The direction which Jesus gives in today’s gospel, ‘go and sell everything you own and give the money to the poor, and you will have treasure in heaven’, flies in the face of what has become the norms of our day. However, the reaction of the wealthy young man to Jesus’ challenge speaks volumes. It would appear that nothing much has changed in 2000 years and for many, wealth, possessions and status remain the overriding principles in their lives.
It is not surprising that Jesus’ further direction, ‘come, follow me’ is also a hard pill to swallow. To ‘follow him’ is to embrace all that he taught and to put it into practice in our lives. A hard pill to swallow, because all that Jesus taught is so often in contrast to common and popular practice in our world. It is not just selling our possessions and giving money to the poor that is a challenging directive; speaking up for and having compassion for the outcast and sinner, visiting and caring for those who are sick, giving shelter to those who are homeless and spending time in prayer with God are also gospel imperatives. In addition to these, one of the clearest directives of Jesus, one that is conveniently overlooked, was to ‘visit the prisoner’.
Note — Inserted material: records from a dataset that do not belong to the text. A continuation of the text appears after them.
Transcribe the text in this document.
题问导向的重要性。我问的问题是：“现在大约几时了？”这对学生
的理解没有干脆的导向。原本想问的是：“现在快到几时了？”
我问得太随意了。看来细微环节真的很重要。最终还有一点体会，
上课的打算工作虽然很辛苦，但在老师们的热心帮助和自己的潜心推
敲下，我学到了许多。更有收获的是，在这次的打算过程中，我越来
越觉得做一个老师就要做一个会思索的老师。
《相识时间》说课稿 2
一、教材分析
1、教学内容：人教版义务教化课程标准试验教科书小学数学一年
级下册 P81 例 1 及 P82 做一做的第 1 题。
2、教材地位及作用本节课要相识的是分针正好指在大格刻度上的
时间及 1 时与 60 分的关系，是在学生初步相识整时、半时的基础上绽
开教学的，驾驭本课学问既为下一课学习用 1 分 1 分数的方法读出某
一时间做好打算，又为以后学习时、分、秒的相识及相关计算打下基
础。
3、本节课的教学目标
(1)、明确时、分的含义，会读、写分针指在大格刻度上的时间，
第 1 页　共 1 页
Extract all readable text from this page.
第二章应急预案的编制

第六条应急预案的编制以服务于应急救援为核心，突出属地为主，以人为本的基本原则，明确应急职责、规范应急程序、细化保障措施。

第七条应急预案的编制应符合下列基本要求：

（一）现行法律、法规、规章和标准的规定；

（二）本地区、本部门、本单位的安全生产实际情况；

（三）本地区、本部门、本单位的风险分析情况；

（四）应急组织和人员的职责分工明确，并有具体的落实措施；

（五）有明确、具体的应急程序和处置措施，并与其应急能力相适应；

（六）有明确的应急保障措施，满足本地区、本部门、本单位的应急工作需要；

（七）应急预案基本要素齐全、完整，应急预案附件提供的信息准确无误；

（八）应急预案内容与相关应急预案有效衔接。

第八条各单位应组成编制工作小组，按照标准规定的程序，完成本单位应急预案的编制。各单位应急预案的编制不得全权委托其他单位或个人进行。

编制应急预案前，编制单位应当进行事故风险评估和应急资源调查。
On this day each year, ‘Prisoners’ Sunday’, the Catholic Church in England and Wales responds
to Jesus’ invitation to visit the prisoner. The Church embraces that which challenges society’s
norms and demonstrates, as Jesus did, compassion for those who are imprisoned. The invitation to ‘visit’ the prisoner can be responded to in so many ways. Today as a Church we are invited to reflect on the many opportunities around us that enable us to live out that which Jesus asked of his followers. We are invited to reflect on how we can ‘follow him’.
Whilst today is an opportunity to highlight the work of our National Catholic Prison Charity, Pact, and a means by which we can contribute financially to its work, it is also an opportunity to explore other ways in which we can respond to Jesus’
invitation to ‘follow him’; by praying for prisoners, their families, all who have been affected by crime and for those who care for them, especially Prison Chaplains. Or by volunteering in the many works that are associated with prisons and prisoners, either directly at your local prison, or through the works of Pact.
Today’s gospel challenges us to put aside the attractions of the world and in a real and tangible way respond to the teachings of Christ. Are you ready and willing to take up the challenge and ‘follow him’?